Yesterday was an amazing (and extremely lo-o-o-ng day). We worked at the Juneteenth celebration at TCC South campus. A huge thank you to Tarrant Area Food Bank. They were there early in the morning unloading a semi-trailer full of food – apples, oranges, potatoes, lettuce, milk, and so forth (all wonderful, healthy stuff!) – to be handed out to the people celebrating Juneteenth! By eight o’clock yesterday evening we had given away what seemed liked endless pallets of food…

Opal’s Farm was there too. We had fresh squash and green beans. We had seeds, cups, and organic potting soil so the kids could plant their very own herbs. We instructed them on taking care of the plants and how to use them as seasonings for the food at home. All in all, in was a fantastic day.

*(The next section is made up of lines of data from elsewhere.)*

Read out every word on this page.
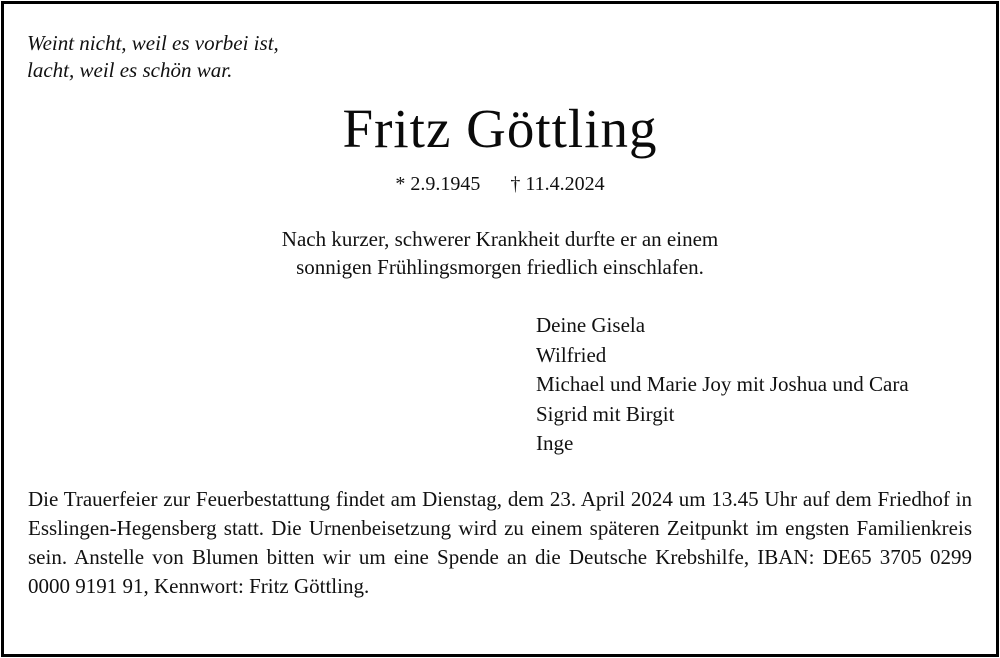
Weint nicht, weil es vorbei ist,
lacht, weil es schön war.
Fritz Göttling
* 2.9.1945 † 11.4.2024
Nach kurzer, schwerer Krankheit durfte er an einem
sonnigen Frühlingsmorgen friedlich einschlafen.
Deine Gisela
Wilfried
Michael und Marie Joy mit Joshua und Cara
Sigrid mit Birgit
Inge
Die Trauerfeier zur Feuerbestattung findet am Dienstag, dem 23. April 2024 um 13.45 Uhr auf dem Friedhof in Esslingen-Hegensberg statt. Die Urnenbeisetzung wird zu einem späteren Zeitpunkt im engsten Familienkreis sein. Anstelle von Blumen bitten wir um eine Spende an die Deutsche Krebshilfe, IBAN: DE65 3705 0299 0000 9191 91, Kennwort: Fritz Göttling.
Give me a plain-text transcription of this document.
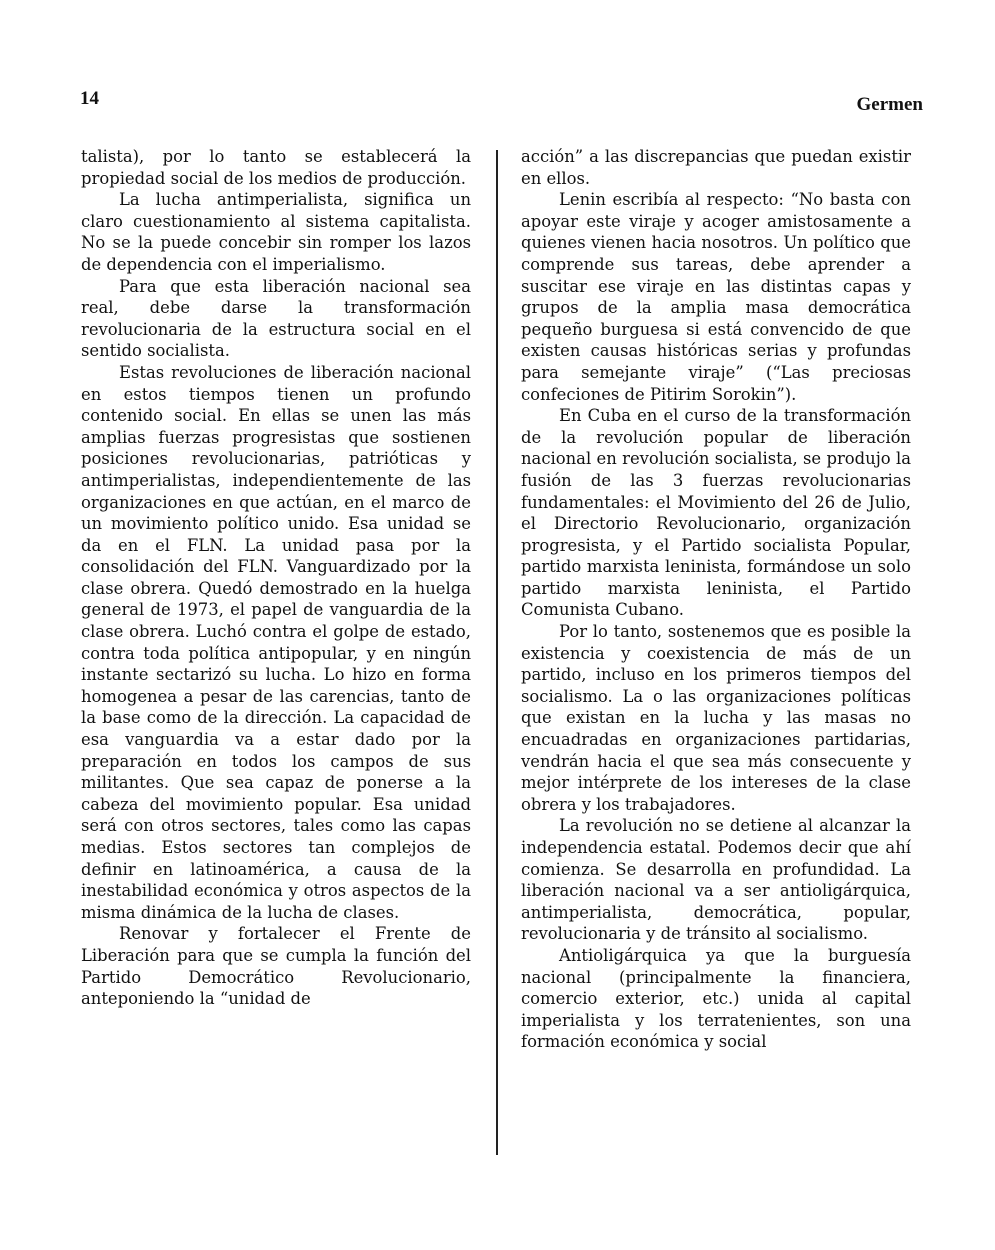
14	Germen

talista), por lo tanto se establecerá la propiedad social de los medios de producción.

La lucha antimperialista, significa un claro cuestionamiento al sistema capitalista. No se la puede concebir sin romper los lazos de dependencia con el imperialismo.

Para que esta liberación nacional sea real, debe darse la transformación revolucionaria de la estructura social en el sentido socialista.

Estas revoluciones de liberación nacional en estos tiempos tienen un profundo contenido social. En ellas se unen las más amplias fuerzas progresistas que sostienen posiciones revolucionarias, patrióticas y antimperialistas, independientemente de las organizaciones en que actúan, en el marco de un movimiento político unido. Esa unidad se da en el FLN. La unidad pasa por la consolidación del FLN. Vanguardizado por la clase obrera. Quedó demostrado en la huelga general de 1973, el papel de vanguardia de la clase obrera. Luchó contra el golpe de estado, contra toda política antipopular, y en ningún instante sectarizó su lucha. Lo hizo en forma homogenea a pesar de las carencias, tanto de la base como de la dirección. La capacidad de esa vanguardia va a estar dado por la preparación en todos los campos de sus militantes. Que sea capaz de ponerse a la cabeza del movimiento popular. Esa unidad será con otros sectores, tales como las capas medias. Estos sectores tan complejos de definir en latinoamérica, a causa de la inestabilidad económica y otros aspectos de la misma dinámica de la lucha de clases.

Renovar y fortalecer el Frente de Liberación para que se cumpla la función del Partido Democrático Revolucionario, anteponiendo la “unidad de

acción” a las discrepancias que puedan existir en ellos.

Lenin escribía al respecto: “No basta con apoyar este viraje y acoger amistosamente a quienes vienen hacia nosotros. Un político que comprende sus tareas, debe aprender a suscitar ese viraje en las distintas capas y grupos de la amplia masa democrática pequeño burguesa si está convencido de que existen causas históricas serias y profundas para semejante viraje” (“Las preciosas confeciones de Pitirim Sorokin”).

En Cuba en el curso de la transformación de la revolución popular de liberación nacional en revolución socialista, se produjo la fusión de las 3 fuerzas revolucionarias fundamentales: el Movimiento del 26 de Julio, el Directorio Revolucionario, organización progresista, y el Partido socialista Popular, partido marxista leninista, formándose un solo partido marxista leninista, el Partido Comunista Cubano.

Por lo tanto, sostenemos que es posible la existencia y coexistencia de más de un partido, incluso en los primeros tiempos del socialismo. La o las organizaciones políticas que existan en la lucha y las masas no encuadradas en organizaciones partidarias, vendrán hacia el que sea más consecuente y mejor intérprete de los intereses de la clase obrera y los trabajadores.

La revolución no se detiene al alcanzar la independencia estatal. Podemos decir que ahí comienza. Se desarrolla en profundidad. La liberación nacional va a ser antioligárquica, antimperialista, democrática, popular, revolucionaria y de tránsito al socialismo.

Antioligárquica ya que la burguesía nacional (principalmente la financiera, comercio exterior, etc.) unida al capital imperialista y los terratenientes, son una formación económica y social
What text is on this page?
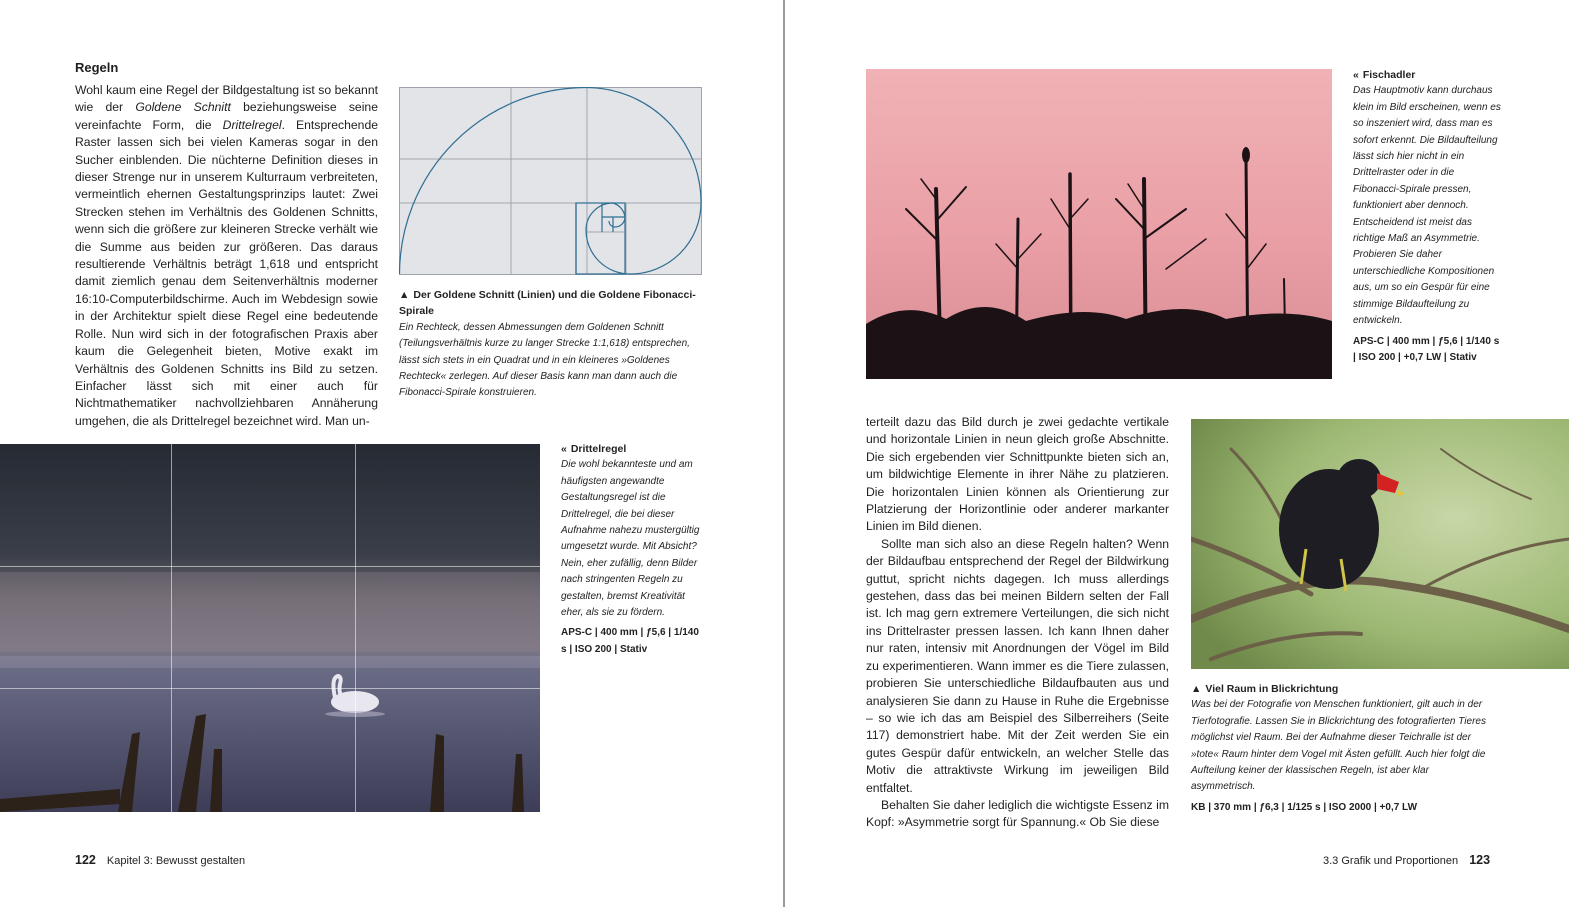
Regeln

Wohl kaum eine Regel der Bildgestaltung ist so bekannt wie der Goldene Schnitt beziehungsweise seine vereinfachte Form, die Drittelregel. Entsprechende Raster lassen sich bei vielen Kameras sogar in den Sucher einblenden. Die nüchterne Definition dieses in dieser Strenge nur in unserem Kulturraum verbreiteten, vermeintlich ehernen Gestaltungsprinzips lautet: Zwei Strecken stehen im Verhältnis des Goldenen Schnitts, wenn sich die größere zur kleineren Strecke verhält wie die Summe aus beiden zur größeren. Das daraus resultierende Verhältnis beträgt 1,618 und entspricht damit ziemlich genau dem Seitenverhältnis moderner 16:10-Computerbildschirme. Auch im Webdesign sowie in der Architektur spielt diese Regel eine bedeutende Rolle. Nun wird sich in der fotografischen Praxis aber kaum die Gelegenheit bieten, Motive exakt im Verhältnis des Goldenen Schnitts ins Bild zu setzen. Einfacher lässt sich mit einer auch für Nichtmathematiker nachvollziehbaren Annäherung umgehen, die als Drittelregel bezeichnet wird. Man un-

▲ Der Goldene Schnitt (Linien) und die Goldene Fibonacci-Spirale
Ein Rechteck, dessen Abmessungen dem Goldenen Schnitt (Teilungsverhältnis kurze zu langer Strecke 1:1,618) entsprechen, lässt sich stets in ein Quadrat und in ein kleineres »Goldenes Rechteck« zerlegen. Auf dieser Basis kann man dann auch die Fibonacci-Spirale konstruieren.
« Drittelregel
Die wohl bekannteste und am häufigsten angewandte Gestaltungsregel ist die Drittelregel, die bei dieser Aufnahme nahezu mustergültig umgesetzt wurde. Mit Absicht? Nein, eher zufällig, denn Bilder nach stringenten Regeln zu gestalten, bremst Kreativität eher, als sie zu fördern.
APS-C | 400 mm | ƒ5,6 | 1/140 s | ISO 200 | Stativ
122 Kapitel 3: Bewusst gestalten
« Fischadler
Das Hauptmotiv kann durchaus klein im Bild erscheinen, wenn es so inszeniert wird, dass man es sofort erkennt. Die Bildaufteilung lässt sich hier nicht in ein Drittelraster oder in die Fibonacci-Spirale pressen, funktioniert aber dennoch. Entscheidend ist meist das richtige Maß an Asymmetrie. Probieren Sie daher unterschiedliche Kompositionen aus, um so ein Gespür für eine stimmige Bildaufteilung zu entwickeln.
APS-C | 400 mm | ƒ5,6 | 1/140 s | ISO 200 | +0,7 LW | Stativ

terteilt dazu das Bild durch je zwei gedachte vertikale und horizontale Linien in neun gleich große Abschnitte. Die sich ergebenden vier Schnittpunkte bieten sich an, um bildwichtige Elemente in ihrer Nähe zu platzieren. Die horizontalen Linien können als Orientierung zur Platzierung der Horizontlinie oder anderer markanter Linien im Bild dienen.

Sollte man sich also an diese Regeln halten? Wenn der Bildaufbau entsprechend der Regel der Bildwirkung guttut, spricht nichts dagegen. Ich muss allerdings gestehen, dass das bei meinen Bildern selten der Fall ist. Ich mag gern extremere Verteilungen, die sich nicht ins Drittelraster pressen lassen. Ich kann Ihnen daher nur raten, intensiv mit Anordnungen der Vögel im Bild zu experimentieren. Wann immer es die Tiere zulassen, probieren Sie unterschiedliche Bildaufbauten aus und analysieren Sie dann zu Hause in Ruhe die Ergebnisse – so wie ich das am Beispiel des Silberreihers (Seite 117) demonstriert habe. Mit der Zeit werden Sie ein gutes Gespür dafür entwickeln, an welcher Stelle das Motiv die attraktivste Wirkung im jeweiligen Bild entfaltet.

Behalten Sie daher lediglich die wichtigste Essenz im Kopf: »Asymmetrie sorgt für Spannung.« Ob Sie diese

▲ Viel Raum in Blickrichtung
Was bei der Fotografie von Menschen funktioniert, gilt auch in der Tierfotografie. Lassen Sie in Blickrichtung des fotografierten Tieres möglichst viel Raum. Bei der Aufnahme dieser Teichralle ist der »tote« Raum hinter dem Vogel mit Ästen gefüllt. Auch hier folgt die Aufteilung keiner der klassischen Regeln, ist aber klar asymmetrisch.
KB | 370 mm | ƒ6,3 | 1/125 s | ISO 2000 | +0,7 LW
3.3 Grafik und Proportionen 123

I was tired this morning and overslept. I had to jump in the shower and run to the great meeting we have each Sunday. I was only able to get half a cup of coffee down before running out the door. Needless to say, I came home convinced I needed to go back to bed. I decided to brew a pot instead and after three cups of coffee I’m wide awake and grateful for another Father’s Day.

Photo by Josh Willink on Pexels.com

I thought of my sons and called them both. I wished my younger one a happy Father’s Day vis voicemail. He’s filled my life with four of our five grandchildren. My older one isn’t a father yet but I needed to tell him how blessed my life has been because he came into it.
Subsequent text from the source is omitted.